EU negotiations and Northern Ireland

I have received a further update on the UK government's position in the EU negotiations to finalise the terms in which Britain will relate to our former EU partners after the transition period which runs out at the end of this year. It reads as follows.

The Prime Minister has set out how, while we believe there is still an agreement that can be done with the EU, we will not compromise on what it means to be an independent and sovereign nation to secure it. 

  • There needs to be an agreement with our European friends by the time of the European Council on 15 October if it’s going to be in force by the end of the year. So there is no sense in thinking about timelines that go beyond that point and if we can’t agree by then, the Prime Minster does not see that there will be a free trade agreement between us, and we should both accept that and move on.   
  • We will then have a trading arrangement with the EU like Australia’s – as we have said right from the start, that would be a good outcome for the UK. As a Government we are preparing, at our borders and at our ports, to be ready for it.  We will have full control over our laws, our rules, and our fishing waters.  We will have the freedom to do trade deals with every country in the world.  And we will prosper mightily as a result.
  • We will of course always be ready to talk to our EU friends even in these circumstances. We will be ready to find sensible accommodations on practical issues such as flights, lorry transport, or scientific cooperation, if the EU wants to do that.  Our door will never be closed and we will trade as friends and partners – but without a free trade agreement. 
  • There is still an agreement to be had.  We will continue to work hard in September to achieve it.  It is one based on our reasonable proposal for a standard free trade agreement like the one the EU has agreed with Canada and so many others. Even at this late stage, we hope the EU are ready to rethink their current positions and agree this. But we cannot and will not compromise on the fundamentals of what it means to be an independent country to get it.

We are going to use the UK Internal Market Bill and the Finance Bill to clarify some limited elements of the Withdrawal Agreement, specifically the Northern Ireland Protocol, in order to protect the peace process and to uphold the Belfast (Good Friday) Agreement.

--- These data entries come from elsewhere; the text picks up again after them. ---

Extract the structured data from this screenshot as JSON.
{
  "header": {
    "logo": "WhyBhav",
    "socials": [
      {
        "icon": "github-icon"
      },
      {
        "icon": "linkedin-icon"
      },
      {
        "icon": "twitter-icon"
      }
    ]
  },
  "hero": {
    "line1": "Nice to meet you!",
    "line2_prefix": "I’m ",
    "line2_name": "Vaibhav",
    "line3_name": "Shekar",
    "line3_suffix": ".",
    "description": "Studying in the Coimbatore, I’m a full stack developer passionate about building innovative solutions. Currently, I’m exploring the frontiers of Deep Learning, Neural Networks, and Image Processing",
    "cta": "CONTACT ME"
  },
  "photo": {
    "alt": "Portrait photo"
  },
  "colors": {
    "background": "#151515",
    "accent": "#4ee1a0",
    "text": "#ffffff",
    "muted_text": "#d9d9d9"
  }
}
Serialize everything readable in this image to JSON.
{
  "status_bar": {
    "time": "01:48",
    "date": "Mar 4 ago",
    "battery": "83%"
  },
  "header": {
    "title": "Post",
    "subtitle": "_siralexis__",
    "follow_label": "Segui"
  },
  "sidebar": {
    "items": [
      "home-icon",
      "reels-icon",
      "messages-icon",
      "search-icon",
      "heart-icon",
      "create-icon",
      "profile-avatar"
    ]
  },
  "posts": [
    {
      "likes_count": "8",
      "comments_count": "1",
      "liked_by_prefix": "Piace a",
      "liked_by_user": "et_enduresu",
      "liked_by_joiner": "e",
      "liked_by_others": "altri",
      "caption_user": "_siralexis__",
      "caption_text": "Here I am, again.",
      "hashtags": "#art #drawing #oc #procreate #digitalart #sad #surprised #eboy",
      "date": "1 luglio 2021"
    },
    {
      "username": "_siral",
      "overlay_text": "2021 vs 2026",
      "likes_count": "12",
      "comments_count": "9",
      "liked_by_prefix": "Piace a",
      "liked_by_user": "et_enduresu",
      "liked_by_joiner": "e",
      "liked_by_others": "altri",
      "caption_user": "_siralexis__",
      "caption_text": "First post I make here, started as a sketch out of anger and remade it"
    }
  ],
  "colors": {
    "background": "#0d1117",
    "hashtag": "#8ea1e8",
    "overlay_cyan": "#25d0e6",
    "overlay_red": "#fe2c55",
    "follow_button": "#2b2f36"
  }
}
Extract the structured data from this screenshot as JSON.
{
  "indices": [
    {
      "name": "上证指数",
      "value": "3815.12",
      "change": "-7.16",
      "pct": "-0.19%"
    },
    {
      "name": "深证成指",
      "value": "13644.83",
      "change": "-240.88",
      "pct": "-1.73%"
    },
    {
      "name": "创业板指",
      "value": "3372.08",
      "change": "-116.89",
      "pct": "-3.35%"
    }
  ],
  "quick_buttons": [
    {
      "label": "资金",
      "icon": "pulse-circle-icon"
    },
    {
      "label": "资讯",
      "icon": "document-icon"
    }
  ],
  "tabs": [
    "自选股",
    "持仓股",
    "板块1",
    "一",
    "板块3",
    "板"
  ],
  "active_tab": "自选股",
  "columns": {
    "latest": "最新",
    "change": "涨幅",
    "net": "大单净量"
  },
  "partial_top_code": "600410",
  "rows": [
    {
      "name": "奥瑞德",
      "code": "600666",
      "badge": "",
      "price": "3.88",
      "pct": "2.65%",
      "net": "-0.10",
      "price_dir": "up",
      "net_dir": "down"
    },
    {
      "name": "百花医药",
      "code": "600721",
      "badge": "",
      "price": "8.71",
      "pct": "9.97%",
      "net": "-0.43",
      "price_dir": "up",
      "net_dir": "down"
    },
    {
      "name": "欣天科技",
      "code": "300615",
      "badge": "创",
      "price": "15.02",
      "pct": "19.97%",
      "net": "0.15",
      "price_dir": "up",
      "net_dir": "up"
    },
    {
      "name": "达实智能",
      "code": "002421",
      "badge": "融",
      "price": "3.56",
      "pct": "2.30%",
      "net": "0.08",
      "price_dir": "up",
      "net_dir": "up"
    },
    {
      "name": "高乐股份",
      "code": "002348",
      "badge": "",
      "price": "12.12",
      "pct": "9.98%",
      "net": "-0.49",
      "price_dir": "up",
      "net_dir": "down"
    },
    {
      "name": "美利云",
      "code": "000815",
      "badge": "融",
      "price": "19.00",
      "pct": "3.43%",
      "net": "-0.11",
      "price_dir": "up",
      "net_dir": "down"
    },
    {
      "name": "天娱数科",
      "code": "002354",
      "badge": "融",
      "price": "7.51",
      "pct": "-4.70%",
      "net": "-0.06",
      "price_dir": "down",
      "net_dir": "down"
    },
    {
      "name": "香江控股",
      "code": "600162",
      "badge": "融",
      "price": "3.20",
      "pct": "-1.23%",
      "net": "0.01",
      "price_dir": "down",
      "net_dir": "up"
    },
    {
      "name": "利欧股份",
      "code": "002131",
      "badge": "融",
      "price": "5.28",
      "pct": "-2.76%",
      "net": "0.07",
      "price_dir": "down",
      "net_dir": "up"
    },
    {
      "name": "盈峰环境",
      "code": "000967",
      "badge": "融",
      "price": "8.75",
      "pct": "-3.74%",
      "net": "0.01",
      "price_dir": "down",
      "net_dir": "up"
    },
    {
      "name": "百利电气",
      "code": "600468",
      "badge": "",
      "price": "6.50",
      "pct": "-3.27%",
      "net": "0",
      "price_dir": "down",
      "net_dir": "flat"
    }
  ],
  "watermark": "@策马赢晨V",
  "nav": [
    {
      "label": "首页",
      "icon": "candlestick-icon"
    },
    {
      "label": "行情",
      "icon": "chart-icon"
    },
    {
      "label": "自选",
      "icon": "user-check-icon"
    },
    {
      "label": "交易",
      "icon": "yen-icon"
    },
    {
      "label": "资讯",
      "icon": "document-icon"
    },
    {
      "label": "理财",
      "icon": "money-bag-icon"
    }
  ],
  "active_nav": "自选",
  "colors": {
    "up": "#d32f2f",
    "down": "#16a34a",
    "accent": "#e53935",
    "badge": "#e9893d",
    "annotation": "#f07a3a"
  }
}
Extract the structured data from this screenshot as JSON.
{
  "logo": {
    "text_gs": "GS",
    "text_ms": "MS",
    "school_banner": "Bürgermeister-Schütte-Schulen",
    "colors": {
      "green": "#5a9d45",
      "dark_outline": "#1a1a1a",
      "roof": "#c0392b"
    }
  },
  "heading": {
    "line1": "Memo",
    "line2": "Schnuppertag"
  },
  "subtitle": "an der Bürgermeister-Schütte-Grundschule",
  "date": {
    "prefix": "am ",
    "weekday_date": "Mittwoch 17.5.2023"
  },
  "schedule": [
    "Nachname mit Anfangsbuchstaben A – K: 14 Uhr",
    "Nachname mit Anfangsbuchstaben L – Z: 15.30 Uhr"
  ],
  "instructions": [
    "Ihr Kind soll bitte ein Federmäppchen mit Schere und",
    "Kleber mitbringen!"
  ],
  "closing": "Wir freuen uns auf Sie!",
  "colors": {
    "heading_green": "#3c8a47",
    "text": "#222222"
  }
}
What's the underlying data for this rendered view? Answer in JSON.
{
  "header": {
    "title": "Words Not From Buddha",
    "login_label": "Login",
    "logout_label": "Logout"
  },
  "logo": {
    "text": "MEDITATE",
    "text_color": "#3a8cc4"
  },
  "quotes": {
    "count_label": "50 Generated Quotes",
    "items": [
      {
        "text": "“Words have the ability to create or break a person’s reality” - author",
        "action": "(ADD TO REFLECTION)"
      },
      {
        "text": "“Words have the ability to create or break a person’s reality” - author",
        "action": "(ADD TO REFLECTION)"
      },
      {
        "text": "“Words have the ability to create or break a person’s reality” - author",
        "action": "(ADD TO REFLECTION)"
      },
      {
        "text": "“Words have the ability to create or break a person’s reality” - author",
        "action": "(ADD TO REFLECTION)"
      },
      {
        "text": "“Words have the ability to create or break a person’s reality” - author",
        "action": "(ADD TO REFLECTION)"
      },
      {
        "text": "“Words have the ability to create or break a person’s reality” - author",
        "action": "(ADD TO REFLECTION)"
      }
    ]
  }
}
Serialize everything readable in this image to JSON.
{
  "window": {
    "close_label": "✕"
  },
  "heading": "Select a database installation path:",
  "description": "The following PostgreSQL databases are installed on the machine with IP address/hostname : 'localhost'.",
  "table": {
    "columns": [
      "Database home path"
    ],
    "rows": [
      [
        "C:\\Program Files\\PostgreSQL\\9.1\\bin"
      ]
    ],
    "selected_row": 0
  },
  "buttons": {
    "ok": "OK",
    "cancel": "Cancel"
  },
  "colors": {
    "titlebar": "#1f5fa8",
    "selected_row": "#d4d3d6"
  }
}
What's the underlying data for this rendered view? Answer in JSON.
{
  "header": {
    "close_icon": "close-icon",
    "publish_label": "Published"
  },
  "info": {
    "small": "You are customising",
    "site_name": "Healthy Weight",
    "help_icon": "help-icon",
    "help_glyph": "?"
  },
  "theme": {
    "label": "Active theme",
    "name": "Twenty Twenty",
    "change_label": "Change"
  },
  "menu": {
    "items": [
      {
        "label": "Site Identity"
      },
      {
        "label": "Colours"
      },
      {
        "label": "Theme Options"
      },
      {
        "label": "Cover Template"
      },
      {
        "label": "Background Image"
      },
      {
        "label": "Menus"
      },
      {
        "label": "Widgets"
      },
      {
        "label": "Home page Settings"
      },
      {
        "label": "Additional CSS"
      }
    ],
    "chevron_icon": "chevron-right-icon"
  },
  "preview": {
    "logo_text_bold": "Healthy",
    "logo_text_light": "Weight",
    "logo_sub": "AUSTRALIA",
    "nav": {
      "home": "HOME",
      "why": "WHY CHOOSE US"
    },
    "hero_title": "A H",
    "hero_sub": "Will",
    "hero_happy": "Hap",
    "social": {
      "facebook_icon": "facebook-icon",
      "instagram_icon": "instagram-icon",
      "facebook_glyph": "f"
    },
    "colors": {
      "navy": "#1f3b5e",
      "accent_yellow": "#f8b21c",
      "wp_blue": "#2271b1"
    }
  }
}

  • Over the last few months we have taken a number of steps to comply with our obligations under the protocol, including building new SPS checks for goods entering NI from GB. We will continue to implement the protocol over the coming weeks and months. 
  • Throughout this process we have taken steps that, in our view, are in line with our commitments to both work with the EU in implementing the protocol and to ensure that the peace process isn’t inadvertently subverted. 
  • We are now taking limited and reasonable steps to clarify, in domestic legislation, certain elements of the Northern Ireland Protocol. These steps will ensure that the Government is always able to meet its commitments to the people of Northern Ireland. These steps will make sure that: Northern Ireland truly remains in the UK’s customs territory; NI businesses continue to enjoy unfettered access to the rest of the UK and; EU law doesn’t stop other elements of essential Government business. This all reflects commitments made in the Government’s election manifesto and in the commitments we have made to the people of Northern Ireland. 
  • So, in the UKIM Bill and Finance Bill, we will introduce some limited measures which will allow ministers, while discharging their duties under the protocol, to ensure: 
    • Goods remaining in the U.K. customs territory never have to pay tariffs;
    • NI firms have true unfettered access to the rest of the UK without paperwork;
    • There is no legal confusion about the fact that Great Britain will be outside the EU’s State Aid regime after the end of the transition period.
  • These steps will allow us to continue to implement the protocol in a responsible way that avoids inadvertent problems. We will continue to work with the EU in the spirit of good faith and shared commitment to upholding the peace process.